L’incontro promosso dalla municipalizzata milanese, aveva come obiettivo proprio quello di chiarire gli aspetti tecnologici, ambientali ed economici del teleriscaldamento, al fine di esaminare benefici, ed eventuali elementi di criticità, nello scaldare le proprie case utilizzando il calore recuperato dall’acqua di falda (con le pompe di calore) o il metano (con motori turbo gas) nelle centrali di cogenerazione o dalla combustione dei rifiuti dell’inceneritore Silla2 a Figino.

Negli ultimi anni a Milano e nell’hinterland, gli stabili allacciati al cosiddetto calore pulito, il teleriscaldamento gestito da A2A, hanno segnato un discreto incremento.

"Lo sviluppo del teleriscaldamento pianificato da A2A prevede anche il potenziamento degli impianti già esistenti, attraverso l’utilizzo di pompe di calore (ad acqua di falda) e di cogenerazione ad alta efficienza", ha aggiunto Croci, precisando che "questo obiettivo è reso possibile utilizzando tecnologie particolarmente innovative che garantiscono maggiore sicurezza, grazie alla rimozione di caldaie dalle abitazioni private e a costi inferiori per i cittadini".
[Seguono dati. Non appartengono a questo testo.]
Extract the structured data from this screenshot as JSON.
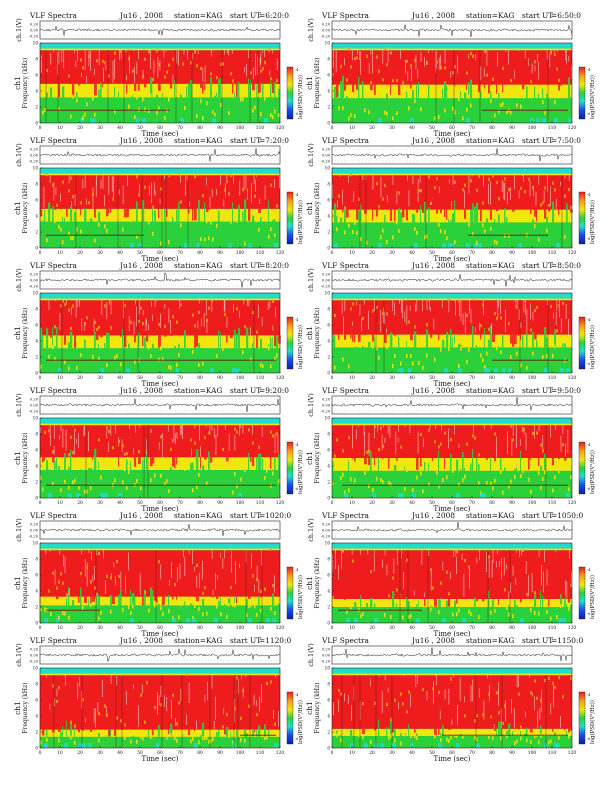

Il beneficio economico per i cittadini, dovrebbe essere determinato dal tipo di caldaia da sostituire e attestarsi nell’ordine di qualche centinaio di euro l’anno.

"Oltre al vantaggio economico però, va sottolineato che il teleriscaldamento fa soprattutto bene all’ambiente, inquina meno e contribuisce ad avere una città con l’aria più pulita", ha concluso l’assessore, aggiungendo che al di là degli ingenti investimenti economici, nel medio termine il progetto realizzato dalla municipalizzata A2A dovrebbe assicurare discreti ritorni economici per le casse comunali.